Warum Frauen das Land verlassen
Die Bundespräsidenten-Stichwahl zwischen Grün und Blau hat das Wahlverhalten bestimmter Gruppen deutlich sichtbar gemacht. Ein Gegensatzpaar waren Städter und Landbewohner. Alexander Van der Bellen erreichte in städtischen Ballungsräumen durchschnittlich 61 Prozent der Stimmen, Norbert Hofer 39 Prozent. In ländlichen Regionen kam Hofer auf 60 Prozent, Van der Bellen auf 40 Prozent. "In dieser Schärfe waren regionale Unterschiede noch nie zu sehen", sagt Wahl-Forscher Franz Sommer.

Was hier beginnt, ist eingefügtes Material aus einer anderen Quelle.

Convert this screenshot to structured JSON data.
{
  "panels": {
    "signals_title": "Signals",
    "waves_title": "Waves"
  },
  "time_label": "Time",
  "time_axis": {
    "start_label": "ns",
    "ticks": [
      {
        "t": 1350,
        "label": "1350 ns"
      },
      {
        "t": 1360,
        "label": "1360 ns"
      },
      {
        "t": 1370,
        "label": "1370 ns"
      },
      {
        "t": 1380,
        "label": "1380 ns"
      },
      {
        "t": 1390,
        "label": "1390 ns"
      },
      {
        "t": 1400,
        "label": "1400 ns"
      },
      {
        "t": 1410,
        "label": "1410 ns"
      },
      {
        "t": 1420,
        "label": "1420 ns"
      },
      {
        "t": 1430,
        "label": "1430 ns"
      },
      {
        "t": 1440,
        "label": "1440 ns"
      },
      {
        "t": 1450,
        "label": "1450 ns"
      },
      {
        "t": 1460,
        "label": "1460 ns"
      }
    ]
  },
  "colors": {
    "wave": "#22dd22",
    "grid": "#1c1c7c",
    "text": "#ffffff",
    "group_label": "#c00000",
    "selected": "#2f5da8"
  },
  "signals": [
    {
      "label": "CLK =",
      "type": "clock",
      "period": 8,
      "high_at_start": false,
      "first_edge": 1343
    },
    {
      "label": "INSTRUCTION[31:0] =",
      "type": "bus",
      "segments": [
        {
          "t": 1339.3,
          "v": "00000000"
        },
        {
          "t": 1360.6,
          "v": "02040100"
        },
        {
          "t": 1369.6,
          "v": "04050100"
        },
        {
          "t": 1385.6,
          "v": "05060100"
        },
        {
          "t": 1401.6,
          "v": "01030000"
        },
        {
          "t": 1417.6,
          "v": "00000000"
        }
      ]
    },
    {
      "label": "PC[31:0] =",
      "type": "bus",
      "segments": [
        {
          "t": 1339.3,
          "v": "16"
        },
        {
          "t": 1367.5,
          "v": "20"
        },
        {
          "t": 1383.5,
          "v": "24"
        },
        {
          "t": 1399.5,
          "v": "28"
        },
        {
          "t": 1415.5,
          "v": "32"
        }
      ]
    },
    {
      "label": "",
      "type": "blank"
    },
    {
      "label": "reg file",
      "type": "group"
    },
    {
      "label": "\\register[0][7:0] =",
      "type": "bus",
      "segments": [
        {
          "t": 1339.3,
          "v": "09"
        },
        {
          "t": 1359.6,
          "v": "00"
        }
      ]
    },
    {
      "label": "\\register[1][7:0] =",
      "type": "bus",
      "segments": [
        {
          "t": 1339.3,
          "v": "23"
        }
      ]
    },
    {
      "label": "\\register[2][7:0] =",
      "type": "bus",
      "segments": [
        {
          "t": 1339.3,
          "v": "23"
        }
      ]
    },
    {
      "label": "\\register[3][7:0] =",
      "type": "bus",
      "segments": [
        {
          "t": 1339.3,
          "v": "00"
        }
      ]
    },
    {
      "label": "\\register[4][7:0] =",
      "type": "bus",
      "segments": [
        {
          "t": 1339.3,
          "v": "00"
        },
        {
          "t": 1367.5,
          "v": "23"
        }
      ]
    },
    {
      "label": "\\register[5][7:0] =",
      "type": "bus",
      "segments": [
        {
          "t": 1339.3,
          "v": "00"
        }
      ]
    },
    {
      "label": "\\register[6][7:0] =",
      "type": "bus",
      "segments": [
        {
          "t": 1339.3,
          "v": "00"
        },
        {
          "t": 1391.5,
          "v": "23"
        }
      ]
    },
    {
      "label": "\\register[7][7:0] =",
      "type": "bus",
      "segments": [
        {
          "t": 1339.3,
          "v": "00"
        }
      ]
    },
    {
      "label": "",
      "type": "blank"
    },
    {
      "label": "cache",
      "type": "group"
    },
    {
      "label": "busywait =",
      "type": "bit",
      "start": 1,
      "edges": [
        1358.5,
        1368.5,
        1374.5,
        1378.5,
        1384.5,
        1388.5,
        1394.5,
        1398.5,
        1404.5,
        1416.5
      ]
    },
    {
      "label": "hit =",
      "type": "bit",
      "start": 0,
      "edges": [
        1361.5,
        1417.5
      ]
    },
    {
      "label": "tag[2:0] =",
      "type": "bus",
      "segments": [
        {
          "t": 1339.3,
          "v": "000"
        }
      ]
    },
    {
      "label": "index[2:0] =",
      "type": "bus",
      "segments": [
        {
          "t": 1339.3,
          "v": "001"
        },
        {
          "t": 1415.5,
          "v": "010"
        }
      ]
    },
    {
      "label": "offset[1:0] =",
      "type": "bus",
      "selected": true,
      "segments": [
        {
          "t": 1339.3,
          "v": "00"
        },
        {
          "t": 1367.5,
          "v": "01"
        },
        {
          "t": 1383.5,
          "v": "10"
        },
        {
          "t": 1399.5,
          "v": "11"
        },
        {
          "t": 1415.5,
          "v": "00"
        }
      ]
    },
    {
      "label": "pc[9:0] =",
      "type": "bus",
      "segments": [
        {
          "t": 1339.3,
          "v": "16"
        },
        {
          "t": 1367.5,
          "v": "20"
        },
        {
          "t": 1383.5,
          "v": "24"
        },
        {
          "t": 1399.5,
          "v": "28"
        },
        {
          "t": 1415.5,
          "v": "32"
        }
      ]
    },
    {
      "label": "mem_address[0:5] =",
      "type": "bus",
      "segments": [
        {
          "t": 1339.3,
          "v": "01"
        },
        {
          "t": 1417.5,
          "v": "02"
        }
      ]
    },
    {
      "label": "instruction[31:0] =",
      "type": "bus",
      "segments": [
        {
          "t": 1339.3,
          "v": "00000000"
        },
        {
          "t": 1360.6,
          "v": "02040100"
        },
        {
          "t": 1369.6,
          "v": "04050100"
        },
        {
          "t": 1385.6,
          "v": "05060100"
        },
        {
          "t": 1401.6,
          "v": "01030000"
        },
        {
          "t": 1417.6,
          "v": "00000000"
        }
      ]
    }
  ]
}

Was steckt hinter den statistischen Zahlen? Verändert das Stadtklima die Menschen? Oder wandern Menschen mit bestimmten Einstellungsmustern vom Land ab?
Faktum ist, Österreich ist vom globalen Trend zur Verstädterung nicht ausgenommen, es findet eine kontinuierliche Binnenwanderung in die Ballungsräume statt. Die Folgen sind massiv: So prognostiziert die Österreichische Raumordnungskonferenz (ÖROK), dass die erwerbsfähige Bevölkerung bis zum Jahr 2030 noch konzentrierter als jetzt in wenigen, aber wachsenden urbanen Gebieten leben wird, während weite Teile des Landes unter Entvölkerung leiden (Grafik). Die Migrationsströme scheinen sich in divergierenden Lebensgefühlen, und diese wiederum im Wahlverhalten niederzuschlagen. Vergleicht man die Migrationsgrafik mit der Wahlgrafik, so stimmen bis auf wenige Ausnahmen die Zuwanderungsgebiete mit den Van der Bellen-Mehrheiten (oder Hofer-Verhinderungs-Mehrheiten) überein. Die ländlichen Abwanderungsgebiete sind hingegen blau gefärbt.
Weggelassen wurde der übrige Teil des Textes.